You can configure your Samza jobs to process data from Azure Eventhubs, Microsoft's data streaming service. An event hub
is similar to a Kafka topic and can have multiple partitions with producers and consumers. Each message produced or consumed from an event hub is an instance of EventData.
Samza's EventHubSystemConsumer wraps the EventData into an EventHubIncomingMessageEnvelope. The key of the message is set to the partition key of the EventData.
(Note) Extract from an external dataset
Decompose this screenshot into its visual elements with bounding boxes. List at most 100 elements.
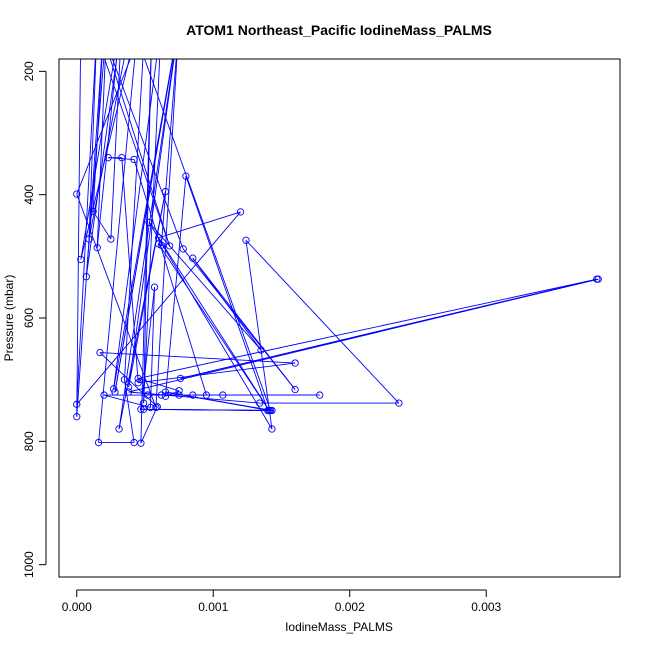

The message is obtained from the EventData body.
To configure Samza to configure from EventHub streams:
# define an event hub system factory with your identifier. eg: eh-system systems.eh-system.samza.factory=org.apache.samza.system.eventhub.EventHubSystemFactory # define your streams systems.eh-system.stream.list=input0, output0 # define required properties for your streams systems.eh-system.streams.input0.eventhubs.namespace=YOUR-STREAM-NAMESPACE systems.eh-system.streams.input0.eventhubs.entitypath=YOUR-ENTITY-NAME systems.eh-system.streams.input0.eventhubs.sas.keyname=YOUR-SAS-KEY-NAME systems.eh-system.streams.input0.eventhubs.sas.token=YOUR-SAS-KEY-TOKEN systems.eh-system.streams.output0.eventhubs.namespace=YOUR-STREAM-NAMESPACE systems.eh-system.streams.output0.eventhubs.entitypath=YOUR-ENTITY-NAME systems.eh-system.streams.output0.eventhubs.sas.keyname=YOUR-SAS-KEY-NAME systems.eh-system.streams.output0.eventhubs.sas.token=YOUR-SAS-KEY-TOKEN
The tuple required to access the Eventhubs entity per stream must be provided, namely the fields YOUR-STREAM-NAMESPACE
, YOUR-ENTITY-NAME
, YOUR-SAS-KEY-NAME
, YOUR-SAS-KEY-TOKEN
.
Similarly, you can also configure your Samza job to write to EventHubs.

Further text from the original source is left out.